If \(\displaystyle x \in \mathbb{R}\) then we must require that

\(\displaystyle \begin{cases}

x+13 \geqslant 0 & \iff & x \geqslant -13 \\

7-x \geqslant 0 & \iff & x \leqslant 7

\end{cases}\)

Moreover, if we rewrite equation as \(\displaystyle \sqrt{x+13} = 2 + \sqrt{7-x}\), the right-hand side must in fact be greater than or equal to zero (since the output of \(\displaystyle \sqrt{x+13}\) is greater than or equal to zero). Thus

\(\displaystyle 2 + \sqrt{7-x} \geqslant 0 \iff \sqrt{7-x} \geqslant -2 \, .\)

but \(\displaystyle \sqrt{7-x} \geqslant -2 \ , \ \forall x \in \mathbb{R}\) so no further restriction on \(\displaystyle x\) could be derived.

We could rewrite the equation as \(\displaystyle \sqrt{7-x} = \sqrt{x+13} - 2\) and apply a similar reasoning about the output of the square root function. We must require \(\displaystyle \sqrt{x+13} - 2 \geqslant 0\).

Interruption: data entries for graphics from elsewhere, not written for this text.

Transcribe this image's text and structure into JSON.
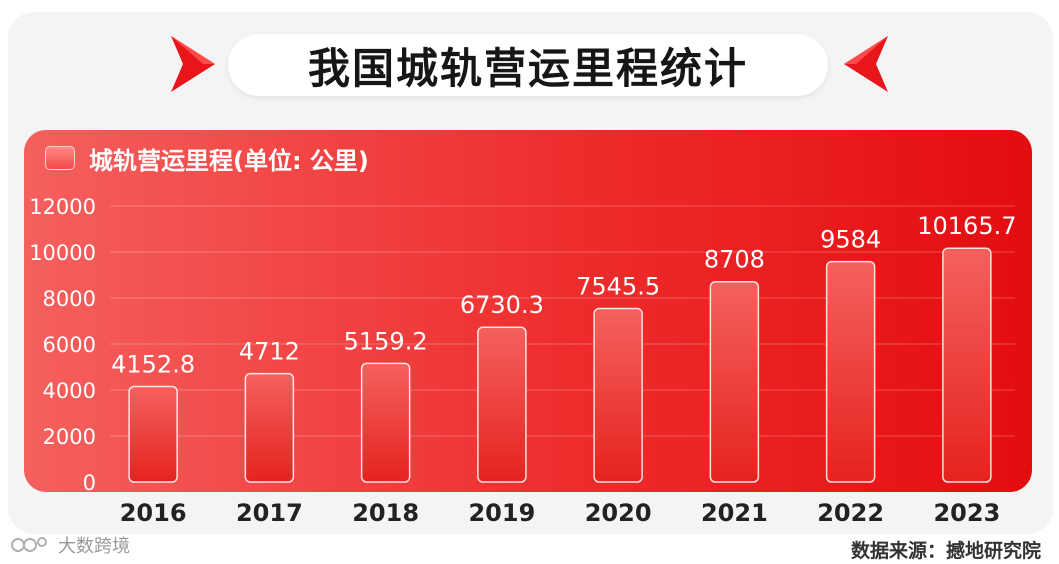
{
  "chart_data": {
    "type": "bar",
    "title": "我国城轨营运里程统计",
    "categories": [
      "2016",
      "2017",
      "2018",
      "2019",
      "2020",
      "2021",
      "2022",
      "2023"
    ],
    "series": [
      {
        "name": "城轨营运里程(单位: 公里)",
        "values": [
          4152.8,
          4712,
          5159.2,
          6730.3,
          7545.5,
          8708,
          9584,
          10165.7
        ],
        "labels": [
          "4152.8",
          "4712",
          "5159.2",
          "6730.3",
          "7545.5",
          "8708",
          "9584",
          "10165.7"
        ]
      }
    ],
    "ylim": [
      0,
      12000
    ],
    "yticks": [
      "0",
      "2000",
      "4000",
      "6000",
      "8000",
      "10000",
      "12000"
    ],
    "ytick_values": [
      0,
      2000,
      4000,
      6000,
      8000,
      10000,
      12000
    ],
    "grid": true,
    "legend_position": "top-left"
  },
  "footer": {
    "watermark": "大数跨境",
    "source": "数据来源：撼地研究院"
  },
  "colors": {
    "panel_start": "#f4605e",
    "panel_end": "#e30d10",
    "chevron": "#e8151b",
    "bar_top": "#f25a56",
    "bar_bottom": "#e72a26"
  },
  "icons": {
    "left": "chevron-right-icon",
    "right": "chevron-left-icon",
    "watermark": "watermark-logo-icon"
  }
}
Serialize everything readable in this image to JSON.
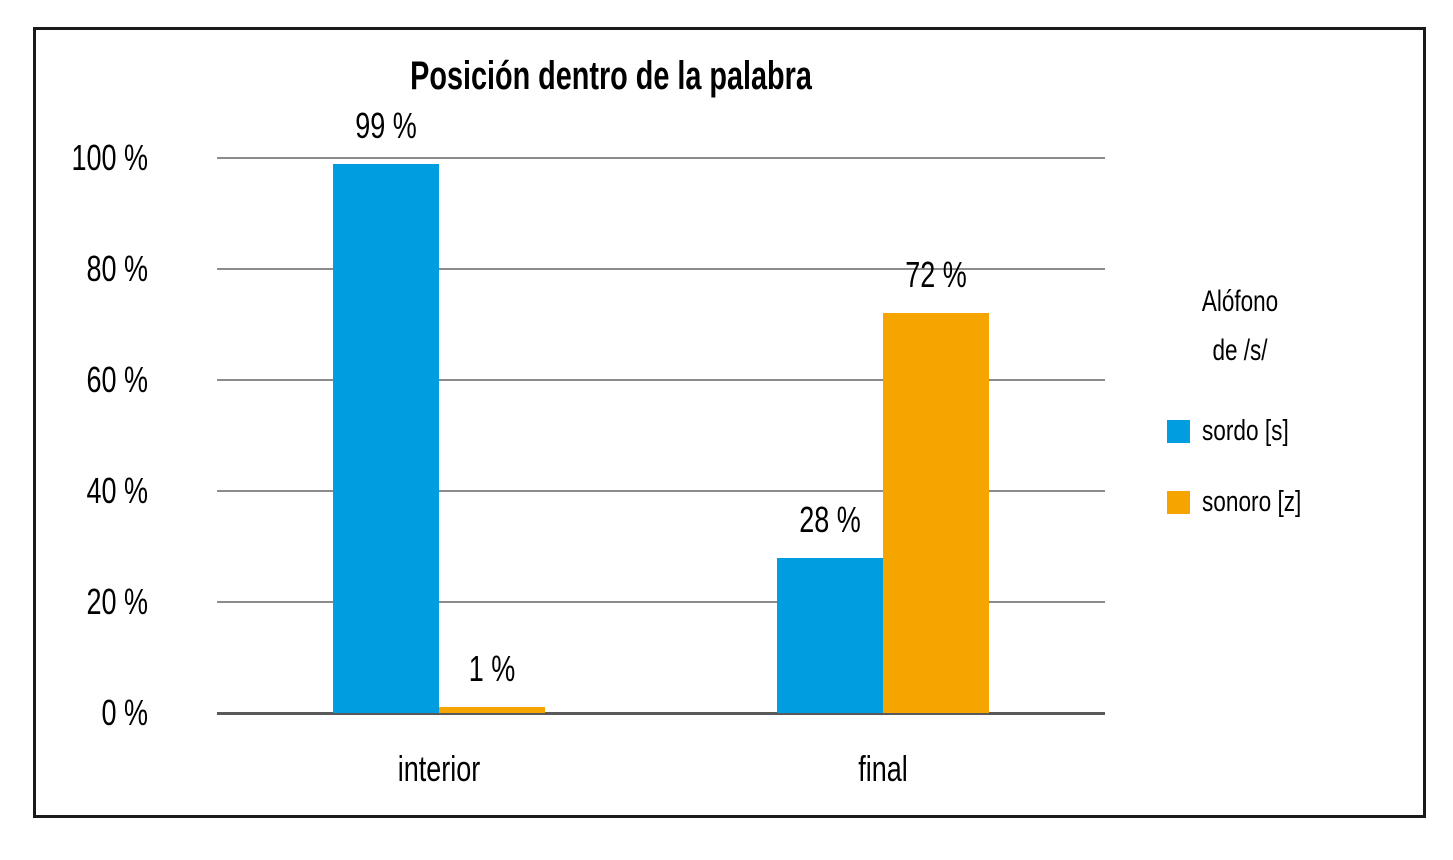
{
  "chart_data": {
    "type": "bar",
    "title": "Posición dentro de la palabra",
    "categories": [
      "interior",
      "final"
    ],
    "series": [
      {
        "name": "sordo [s]",
        "slug": "sordo",
        "color": "#009EE0",
        "values": [
          99,
          28
        ]
      },
      {
        "name": "sonoro [z]",
        "slug": "sonoro",
        "color": "#F6A500",
        "values": [
          1,
          72
        ]
      }
    ],
    "legend_title_lines": [
      "Alófono",
      "de /s/"
    ],
    "legend_position": "right",
    "value_suffix": " %",
    "ylim": [
      0,
      100
    ],
    "ytick_step": 20,
    "ytick_labels": [
      "0 %",
      "20 %",
      "40 %",
      "60 %",
      "80 %",
      "100 %"
    ],
    "data_labels": {
      "interior": [
        "99 %",
        "1 %"
      ],
      "final": [
        "28 %",
        "72 %"
      ]
    },
    "xlabel": "",
    "ylabel": "",
    "grid": "horizontal"
  },
  "colors": {
    "gridline": "#8C8C8C",
    "axis_line": "#595959",
    "frame_border": "#1A1A1A",
    "background": "#FFFFFF",
    "text": "#000000"
  }
}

\(\displaystyle \sqrt{x+13} -2 \geqslant 0 \iff \sqrt{x+13} \geqslant 2 \iff x+13 \geqslant 4 \iff x \geqslant -9 \, .\)

So, the restrictions we have on \(\displaystyle x\) thus far are

\(\displaystyle (x \geqslant -13) \wedge (x \leqslant 7) \wedge (x\geqslant -9) \implies -9 \leqslant x \leqslant 7 \, .\)

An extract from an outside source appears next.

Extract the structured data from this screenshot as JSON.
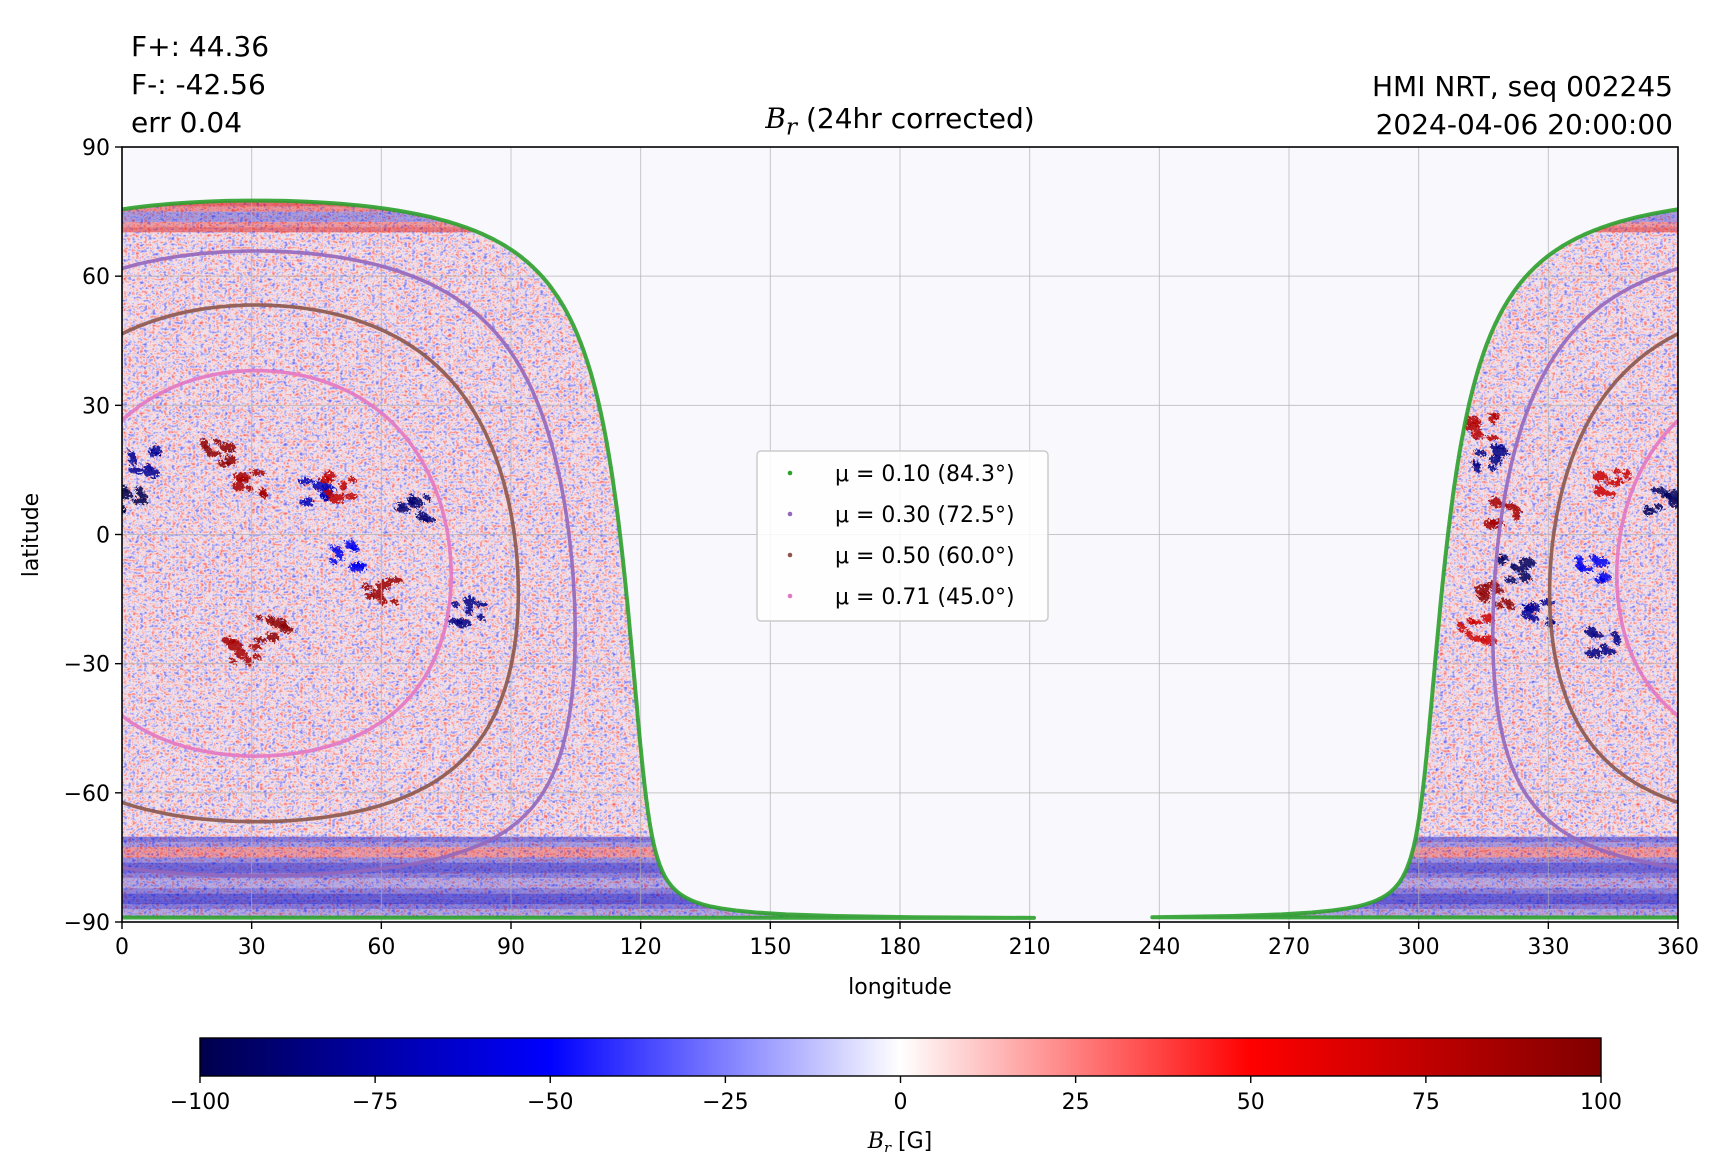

Solving the aforementioned equation by squaring a few times and using the quadratic formula yields the roots \(\displaystyle x_1 = 3\) and \(\displaystyle x_2 = -9\), and since we were able to find an interval for \(\displaystyle x\), \(\displaystyle -9\leqslant x \leqslant 7\), we see that both of these roots lie within the interval (and therefore both ought to be correct).

Here's the problem: \(\displaystyle x_1 = -9\) is an extraneous solution. Where did I go wrong? I have redone the algebra multiple times and even resorted to computational engines, and it still turns out that \(\displaystyle -9\) is a false root. Where is the flaw in my argument?